Skip to main content

Backfilling the Network

Backfilling is the process of syncing all the data in the network from scratch. You may want to do this if you're running a service that requires a complete copy of the data in the network. This is not generally necessary for running feed generators, labelers, or bots, as most of the time in those cases you are fine just handling live data off of the firehose.

The task of backfilling the entire network can be broken down into handling one repo at a time, since even in the case of interactions, each users data is entirely independent from each other users data.

Additionally, when talking about backfilling you generally want to maintain an 'up to date' replica of the data, Doing this requires consuming events live off of the firehose.

Overview

The general process:

  • Given a DID, check your current 'revision' for that DID (Each change to a repo is tagged with a 'revision' or 'rev' string that is a lexicographically sortable timestamp).
  • If you do not have a rev for that repo, download and process the users repo checkpoint from the com.atproto.sync.getRepo endpoint.
  • While you are doing that, buffer any events for the repo to go through after the checkpoint has been processed.
  • The checkpoint will contain a rev value that you can use to skip any buffered events that have already been included in said checkpoint.
  • For each buffered event, if the rev is less than the current rev you have, you can safely skip it.

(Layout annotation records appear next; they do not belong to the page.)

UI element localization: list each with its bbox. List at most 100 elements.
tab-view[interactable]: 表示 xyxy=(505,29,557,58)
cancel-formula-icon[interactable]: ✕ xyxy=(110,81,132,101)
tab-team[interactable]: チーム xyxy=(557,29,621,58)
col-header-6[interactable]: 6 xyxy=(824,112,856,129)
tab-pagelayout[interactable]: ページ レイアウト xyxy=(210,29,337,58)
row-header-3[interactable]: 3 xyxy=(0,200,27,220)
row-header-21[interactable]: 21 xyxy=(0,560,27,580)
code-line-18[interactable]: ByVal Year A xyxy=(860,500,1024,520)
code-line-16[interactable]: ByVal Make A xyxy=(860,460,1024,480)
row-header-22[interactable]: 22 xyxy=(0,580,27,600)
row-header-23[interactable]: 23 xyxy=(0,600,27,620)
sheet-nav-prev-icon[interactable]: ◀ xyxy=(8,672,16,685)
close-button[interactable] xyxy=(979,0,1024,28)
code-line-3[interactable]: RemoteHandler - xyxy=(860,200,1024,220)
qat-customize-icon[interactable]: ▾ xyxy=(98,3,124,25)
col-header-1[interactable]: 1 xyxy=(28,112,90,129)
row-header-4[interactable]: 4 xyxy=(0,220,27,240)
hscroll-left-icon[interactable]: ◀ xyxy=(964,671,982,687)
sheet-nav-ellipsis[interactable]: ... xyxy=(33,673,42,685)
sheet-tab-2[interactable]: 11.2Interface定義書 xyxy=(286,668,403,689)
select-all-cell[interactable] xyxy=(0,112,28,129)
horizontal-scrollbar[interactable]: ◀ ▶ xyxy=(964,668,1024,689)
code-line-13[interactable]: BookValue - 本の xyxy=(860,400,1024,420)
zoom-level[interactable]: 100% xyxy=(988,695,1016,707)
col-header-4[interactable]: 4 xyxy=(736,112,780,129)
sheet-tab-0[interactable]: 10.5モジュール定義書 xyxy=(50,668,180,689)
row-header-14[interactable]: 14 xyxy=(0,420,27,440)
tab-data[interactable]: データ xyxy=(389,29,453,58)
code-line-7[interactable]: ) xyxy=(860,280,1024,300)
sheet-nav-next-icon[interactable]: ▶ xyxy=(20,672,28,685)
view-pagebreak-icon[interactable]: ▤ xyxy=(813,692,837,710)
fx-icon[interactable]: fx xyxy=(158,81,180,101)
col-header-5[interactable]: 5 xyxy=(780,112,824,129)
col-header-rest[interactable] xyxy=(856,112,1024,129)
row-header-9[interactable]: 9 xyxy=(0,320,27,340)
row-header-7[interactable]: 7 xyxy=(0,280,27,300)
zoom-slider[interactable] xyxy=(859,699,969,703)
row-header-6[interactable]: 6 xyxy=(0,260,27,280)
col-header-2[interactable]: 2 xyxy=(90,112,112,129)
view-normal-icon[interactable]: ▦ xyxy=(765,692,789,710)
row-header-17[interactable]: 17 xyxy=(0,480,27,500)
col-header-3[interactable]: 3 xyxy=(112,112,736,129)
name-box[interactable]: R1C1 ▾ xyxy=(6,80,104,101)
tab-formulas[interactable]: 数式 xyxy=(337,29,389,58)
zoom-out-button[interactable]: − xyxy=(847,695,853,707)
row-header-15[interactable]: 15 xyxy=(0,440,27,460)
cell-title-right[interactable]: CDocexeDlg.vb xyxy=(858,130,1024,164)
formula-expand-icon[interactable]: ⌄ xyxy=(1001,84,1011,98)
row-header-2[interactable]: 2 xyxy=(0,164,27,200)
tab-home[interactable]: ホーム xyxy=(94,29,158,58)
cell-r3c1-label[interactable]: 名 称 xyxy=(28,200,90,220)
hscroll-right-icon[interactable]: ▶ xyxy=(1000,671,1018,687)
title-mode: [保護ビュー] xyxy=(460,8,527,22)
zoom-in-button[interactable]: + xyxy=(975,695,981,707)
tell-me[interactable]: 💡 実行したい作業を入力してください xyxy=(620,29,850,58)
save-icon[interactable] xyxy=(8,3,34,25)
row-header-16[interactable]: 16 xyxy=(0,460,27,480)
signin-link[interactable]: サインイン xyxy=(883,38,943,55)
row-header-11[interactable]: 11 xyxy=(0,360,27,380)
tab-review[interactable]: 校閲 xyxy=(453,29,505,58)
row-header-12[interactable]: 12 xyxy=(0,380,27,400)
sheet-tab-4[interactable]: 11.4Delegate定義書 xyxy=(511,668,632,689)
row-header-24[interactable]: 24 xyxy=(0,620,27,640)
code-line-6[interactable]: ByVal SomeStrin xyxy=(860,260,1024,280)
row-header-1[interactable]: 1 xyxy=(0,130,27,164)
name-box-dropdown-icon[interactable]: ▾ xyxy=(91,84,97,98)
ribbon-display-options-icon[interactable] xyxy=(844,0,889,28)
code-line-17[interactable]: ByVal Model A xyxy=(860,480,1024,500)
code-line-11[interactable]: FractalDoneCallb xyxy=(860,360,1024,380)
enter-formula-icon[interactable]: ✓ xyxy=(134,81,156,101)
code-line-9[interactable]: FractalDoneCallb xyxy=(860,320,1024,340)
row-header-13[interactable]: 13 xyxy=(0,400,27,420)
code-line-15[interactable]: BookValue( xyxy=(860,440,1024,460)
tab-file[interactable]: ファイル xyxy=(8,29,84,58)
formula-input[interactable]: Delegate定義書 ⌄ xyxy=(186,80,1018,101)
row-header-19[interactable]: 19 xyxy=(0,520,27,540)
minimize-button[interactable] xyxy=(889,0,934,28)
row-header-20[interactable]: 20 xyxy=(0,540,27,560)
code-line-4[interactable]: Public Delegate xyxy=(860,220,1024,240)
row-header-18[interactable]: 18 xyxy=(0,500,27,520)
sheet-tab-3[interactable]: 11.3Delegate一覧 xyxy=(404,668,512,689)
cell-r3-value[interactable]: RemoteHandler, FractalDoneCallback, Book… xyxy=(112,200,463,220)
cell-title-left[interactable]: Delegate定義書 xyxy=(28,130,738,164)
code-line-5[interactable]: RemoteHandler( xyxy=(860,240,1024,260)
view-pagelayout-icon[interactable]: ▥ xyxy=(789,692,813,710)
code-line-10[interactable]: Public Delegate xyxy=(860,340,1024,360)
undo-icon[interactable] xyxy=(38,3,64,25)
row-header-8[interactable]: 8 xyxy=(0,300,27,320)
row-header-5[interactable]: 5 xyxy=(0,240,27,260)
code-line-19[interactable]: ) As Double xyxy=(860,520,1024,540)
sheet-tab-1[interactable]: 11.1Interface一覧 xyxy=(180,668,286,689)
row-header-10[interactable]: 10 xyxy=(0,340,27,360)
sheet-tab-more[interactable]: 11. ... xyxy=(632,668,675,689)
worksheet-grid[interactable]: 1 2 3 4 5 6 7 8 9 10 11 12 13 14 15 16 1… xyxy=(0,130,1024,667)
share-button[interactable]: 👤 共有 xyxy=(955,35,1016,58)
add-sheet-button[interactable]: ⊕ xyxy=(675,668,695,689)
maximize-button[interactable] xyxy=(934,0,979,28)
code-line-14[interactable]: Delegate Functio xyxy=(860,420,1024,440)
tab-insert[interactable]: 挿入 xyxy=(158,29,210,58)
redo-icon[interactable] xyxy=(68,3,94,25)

Do the above process for each repo and you will end up with a complete replica of the network. To get a list of all the repos, you can use the com.atproto.sync.listRepos endpoint on the relay, or on each PDS.

Some things to keep in mind

  • This is a fairly large amount of data (hundreds of GBs at the time of writing), and will be somewhat demanding in terms of resources.
  • Be careful not to get rate limited. You will be making one call to getRepo per user. It is recommended to implement client side rate limiting to prevent your requests from getting blocked by firewalls on the PDS or relay you are requesting data from.
  • The firehose event buffering is important to ensure you don't miss any data between you fetching the repo and getting back to processing the event stream.